Pelikan is one of the few companies manufacturing fountain pens known to a lot of people outside our little fountain pen aficionados world. Even folks whose knowledge of the fountain pens is limited to the direction in which to point the nib, had a chance to hear about Pelikan and maybe even see one with their own eyes.
This is because the company promotes its products very skillfully and sensitively and applied reasonable segmentation to their portfolio: school articles, youth writing, premium products. I have a feeling that most fountain pen makers know little about their customers and aren’t really interested in understanding market and their consumers needs (even companies as Lamy – take a look at limiting access to bottled ink because they don’t know there’s interest in them in Europe, Lamy being surprised by amazing success of Dark Lilac color etc). Pelikan is active in social media, initiates a great event allowing company’s fans to meet (Pelikan HUB), organizes competitions allowing consumers to choose next Ink of the year color. to sympathizers of the brand to choose the color the next ink series Edelstein. I believe only TWSBI tries to engage consumers in such a way, but they work on much smaller scale.

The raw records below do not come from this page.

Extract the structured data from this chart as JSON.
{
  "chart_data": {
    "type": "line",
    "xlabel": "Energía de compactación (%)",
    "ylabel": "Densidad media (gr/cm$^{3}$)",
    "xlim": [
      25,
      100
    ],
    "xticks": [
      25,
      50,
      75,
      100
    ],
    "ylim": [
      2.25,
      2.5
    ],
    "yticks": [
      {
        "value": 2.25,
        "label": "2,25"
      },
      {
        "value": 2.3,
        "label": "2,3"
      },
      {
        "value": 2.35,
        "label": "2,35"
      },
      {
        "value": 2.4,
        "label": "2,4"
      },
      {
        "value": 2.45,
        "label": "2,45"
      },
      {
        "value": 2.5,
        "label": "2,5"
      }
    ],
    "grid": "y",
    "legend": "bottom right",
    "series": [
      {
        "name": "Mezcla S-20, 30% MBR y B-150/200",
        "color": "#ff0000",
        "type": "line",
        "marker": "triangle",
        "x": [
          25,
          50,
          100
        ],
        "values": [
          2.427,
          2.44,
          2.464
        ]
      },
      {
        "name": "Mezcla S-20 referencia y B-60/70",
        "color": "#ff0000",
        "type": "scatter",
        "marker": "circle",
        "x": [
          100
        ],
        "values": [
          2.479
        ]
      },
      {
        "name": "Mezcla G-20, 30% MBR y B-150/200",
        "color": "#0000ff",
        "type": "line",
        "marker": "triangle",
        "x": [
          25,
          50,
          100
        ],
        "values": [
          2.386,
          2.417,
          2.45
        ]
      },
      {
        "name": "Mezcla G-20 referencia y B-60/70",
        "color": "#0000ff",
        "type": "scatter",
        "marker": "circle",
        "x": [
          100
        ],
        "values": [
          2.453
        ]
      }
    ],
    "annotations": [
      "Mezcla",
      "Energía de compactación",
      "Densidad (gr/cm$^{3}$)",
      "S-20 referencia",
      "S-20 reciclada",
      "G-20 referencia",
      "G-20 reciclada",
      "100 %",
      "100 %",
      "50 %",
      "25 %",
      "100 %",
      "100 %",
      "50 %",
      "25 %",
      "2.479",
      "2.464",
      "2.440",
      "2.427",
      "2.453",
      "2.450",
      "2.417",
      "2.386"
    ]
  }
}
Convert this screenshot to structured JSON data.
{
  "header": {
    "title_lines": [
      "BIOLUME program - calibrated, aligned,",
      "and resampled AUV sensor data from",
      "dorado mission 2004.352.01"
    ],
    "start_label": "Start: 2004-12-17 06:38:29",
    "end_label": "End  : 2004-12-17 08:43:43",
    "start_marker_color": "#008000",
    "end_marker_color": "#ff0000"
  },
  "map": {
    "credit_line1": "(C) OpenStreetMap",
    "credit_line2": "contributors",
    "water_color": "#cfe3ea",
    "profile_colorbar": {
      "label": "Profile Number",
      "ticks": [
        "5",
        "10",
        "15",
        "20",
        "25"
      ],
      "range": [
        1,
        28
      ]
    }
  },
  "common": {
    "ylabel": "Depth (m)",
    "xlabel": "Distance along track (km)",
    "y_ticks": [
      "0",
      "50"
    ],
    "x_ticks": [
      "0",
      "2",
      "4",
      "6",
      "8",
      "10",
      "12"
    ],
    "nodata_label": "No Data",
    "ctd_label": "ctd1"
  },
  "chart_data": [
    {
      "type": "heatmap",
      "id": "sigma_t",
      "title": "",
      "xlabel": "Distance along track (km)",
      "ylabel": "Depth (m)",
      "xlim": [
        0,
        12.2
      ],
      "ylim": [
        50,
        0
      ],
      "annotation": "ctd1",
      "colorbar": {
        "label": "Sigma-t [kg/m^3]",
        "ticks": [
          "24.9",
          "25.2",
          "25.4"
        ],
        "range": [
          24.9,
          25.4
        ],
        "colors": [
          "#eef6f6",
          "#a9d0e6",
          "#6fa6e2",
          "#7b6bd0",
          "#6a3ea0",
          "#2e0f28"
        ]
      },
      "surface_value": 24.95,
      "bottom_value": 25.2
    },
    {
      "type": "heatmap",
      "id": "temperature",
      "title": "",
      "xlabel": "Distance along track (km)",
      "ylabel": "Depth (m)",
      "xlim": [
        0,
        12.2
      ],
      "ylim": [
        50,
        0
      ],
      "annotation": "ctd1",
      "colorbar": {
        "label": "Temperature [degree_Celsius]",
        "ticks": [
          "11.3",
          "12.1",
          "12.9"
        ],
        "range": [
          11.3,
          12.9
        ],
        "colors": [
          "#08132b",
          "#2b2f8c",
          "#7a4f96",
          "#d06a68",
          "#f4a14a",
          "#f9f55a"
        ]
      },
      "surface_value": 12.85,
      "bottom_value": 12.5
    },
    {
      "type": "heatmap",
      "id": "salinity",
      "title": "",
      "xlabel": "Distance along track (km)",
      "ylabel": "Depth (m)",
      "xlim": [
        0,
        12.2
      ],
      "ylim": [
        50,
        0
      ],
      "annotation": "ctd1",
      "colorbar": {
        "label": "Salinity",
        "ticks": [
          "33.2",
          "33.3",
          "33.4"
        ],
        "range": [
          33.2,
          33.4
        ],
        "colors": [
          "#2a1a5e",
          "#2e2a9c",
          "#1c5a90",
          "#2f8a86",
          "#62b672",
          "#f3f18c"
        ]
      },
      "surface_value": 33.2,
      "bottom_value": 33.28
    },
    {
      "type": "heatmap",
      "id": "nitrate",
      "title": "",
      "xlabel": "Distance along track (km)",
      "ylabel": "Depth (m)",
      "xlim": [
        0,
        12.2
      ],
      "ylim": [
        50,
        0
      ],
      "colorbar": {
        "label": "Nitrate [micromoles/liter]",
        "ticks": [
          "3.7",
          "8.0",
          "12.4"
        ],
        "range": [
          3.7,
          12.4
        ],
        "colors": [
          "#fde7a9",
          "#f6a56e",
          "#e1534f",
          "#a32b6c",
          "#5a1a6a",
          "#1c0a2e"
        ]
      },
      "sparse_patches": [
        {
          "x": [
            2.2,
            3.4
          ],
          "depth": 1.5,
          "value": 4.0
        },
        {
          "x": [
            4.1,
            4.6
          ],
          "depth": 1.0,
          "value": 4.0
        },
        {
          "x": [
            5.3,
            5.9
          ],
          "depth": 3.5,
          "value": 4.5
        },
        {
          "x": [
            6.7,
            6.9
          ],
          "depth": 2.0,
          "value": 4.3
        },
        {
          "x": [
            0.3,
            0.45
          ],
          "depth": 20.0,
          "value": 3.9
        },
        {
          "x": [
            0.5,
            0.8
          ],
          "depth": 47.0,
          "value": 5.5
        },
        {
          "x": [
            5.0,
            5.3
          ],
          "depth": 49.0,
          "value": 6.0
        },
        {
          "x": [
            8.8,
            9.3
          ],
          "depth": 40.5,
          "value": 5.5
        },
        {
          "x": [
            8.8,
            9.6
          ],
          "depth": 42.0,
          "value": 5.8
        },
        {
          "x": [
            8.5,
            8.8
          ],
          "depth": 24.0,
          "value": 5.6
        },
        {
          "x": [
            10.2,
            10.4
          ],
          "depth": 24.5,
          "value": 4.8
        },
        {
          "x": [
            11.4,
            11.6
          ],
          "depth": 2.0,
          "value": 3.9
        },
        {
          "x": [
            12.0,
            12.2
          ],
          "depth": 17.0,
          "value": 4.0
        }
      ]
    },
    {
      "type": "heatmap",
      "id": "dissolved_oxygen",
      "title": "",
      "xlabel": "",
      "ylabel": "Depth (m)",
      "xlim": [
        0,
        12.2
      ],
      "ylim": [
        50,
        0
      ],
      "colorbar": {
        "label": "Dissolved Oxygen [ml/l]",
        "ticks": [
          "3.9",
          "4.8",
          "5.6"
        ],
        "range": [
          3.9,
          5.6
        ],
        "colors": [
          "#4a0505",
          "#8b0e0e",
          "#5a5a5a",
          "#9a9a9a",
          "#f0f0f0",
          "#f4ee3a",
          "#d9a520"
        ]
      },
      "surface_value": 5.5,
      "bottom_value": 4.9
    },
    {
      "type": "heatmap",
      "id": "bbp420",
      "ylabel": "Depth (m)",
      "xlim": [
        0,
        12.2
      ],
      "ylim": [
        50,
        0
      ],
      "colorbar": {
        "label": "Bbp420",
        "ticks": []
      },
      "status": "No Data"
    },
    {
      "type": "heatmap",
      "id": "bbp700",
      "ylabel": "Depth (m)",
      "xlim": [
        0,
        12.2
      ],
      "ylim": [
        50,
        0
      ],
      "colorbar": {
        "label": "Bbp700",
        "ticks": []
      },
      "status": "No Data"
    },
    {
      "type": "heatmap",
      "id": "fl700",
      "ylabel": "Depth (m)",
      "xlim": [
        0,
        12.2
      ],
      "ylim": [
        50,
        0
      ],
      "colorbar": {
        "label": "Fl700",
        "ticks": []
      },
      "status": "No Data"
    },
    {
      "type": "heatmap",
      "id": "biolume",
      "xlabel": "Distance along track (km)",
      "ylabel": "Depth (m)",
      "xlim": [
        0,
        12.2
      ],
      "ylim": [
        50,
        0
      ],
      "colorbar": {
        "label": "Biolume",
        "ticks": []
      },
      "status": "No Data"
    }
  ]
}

Of course, there’s nothing perfect in the world. Pelikan doesn’t offer too many innovations. They don’t experiment with the nibs (where’s titanium? where’s flex?). It seems their development strategy is based on the customers ready to pay a lot of money for new color variants of old models. Can you blame them? Probably not. They deserve their position on the market.
M205 is, basically, the Pelikan M200 without golden accents. Not everyone likes golden trim and Pelican decided that it is worth to offer an alternative for such individuals. Thank you Pelican. I appreciate it. I would never buy one of your GT pens because I sincerily dislike golden accents (with small exception made for amber Pilot Namiki 823). Anyway Pelikan M200 was introduced on the market in 1985. The pen went through some changes over the years, but remains faithful to the tradition and its design remains almost unchanged.
Blue Marbled strikes back
The series 205 Blue-Marbled was once in the assortment and now it is back to drain some pockets.Marbled finish has some serious panache, it’s really cool. It shows a pearlescent (in direct sunlight) mix of different shades of blue, that gives the pen nice depth. In combination with the silver rings and trimmings, the appearance is a well defined.
The cap, section, and piston knob are made from a black resin. There is a single trim ring at the piston knob and the section lacks any ornamentation. The cap has a single cap band with the inscription “Pelikan Germany”.
Impressions / observations
Blue-Marbled is back again – brighter than ever
The series 205 Blue-Marbled was once in the assortment – now it is back – brighter than before. An intense color of bright blue has the familiar swirl of the well-known Green-Marbled version. It shows a fascinating mix of different shades of blue, that gives the product a certain depth. In combination with the silver rings and trimmings, the appearance is a well defined „wow-effect“ and complements the marbled Elegance series.
The pen is quite small and light, which isn’t bad, especially when you write fast and for a longer time. Chrome-plated elements (ring, clip, end tags) blend nicely with black body.
Te Pelikan logo on the top of the cap is hard to miss. While I really like animals and animal motives I never really liked Pelikan logo. It didnt change. This one is printed with some silver coating and depicts two Pelikans, maybe mother a child, maybe not. I wonder whether the logo stays intact in heavily used pens or if it fades with time? Anyone care to share their experience?
The traditional pelikan’s beak clip is strong and works well, it has a nice swoop at the business end, and it’s very easy to clip the pen to a case, pocket, bag, whatever comes to your mind.
Another feature of the Pelikan M205 is the translucent ink window just beyond the threads in the body of the pen. The smoke colored window looks really nice on black and glossy barrel. In my opinion it does enhance the look of the pen and is functional.
I don’t think Pelikan M205 can be used as every day pocket pen – I may be wrong but the material doesn’t make impression of being veryresistant. I guess Kaweco Al – Sport can be sure it won’t last the place in my pocket.
Steel medium sized nib gives some feedback. I had two of those pen – first with EF nib that was horrible – stiff and scratchy. I’ve exchanged it for medium and while it writes better, it’s surprisingly dry and stiff. It’s not the first Pelikan steel nib I try and I must admit I find the fact that their nibs lack consistency distrurbing. Example – some time ago a fellow pen enthusiast in Poland organised group buy for Pelikan M205 Cafe Creme. Three people ordered medium nibs – each of those gave different line: one was wet and actually medium, second marked as M wrote like dry EF, third like medium wet fine. It’s a shame, really. I appreciate what Pelikan does for the community but I firmly believe they should focus more on their nibs quality issues / lack of consistency.
Inking up the pen couldn’t be simpler— turn the piston knob counterclockwise to push the internal piston in, dip the nib in a bottle of ink, and then turn the piston knob clockwise to pull the piston back and ink into the pen. What to do when you have a sample or there’s not much ink left in the bottle? Use syringe
The piston mechanism is smooth and works perfectly well. It can contain around 1,4 ml of ink.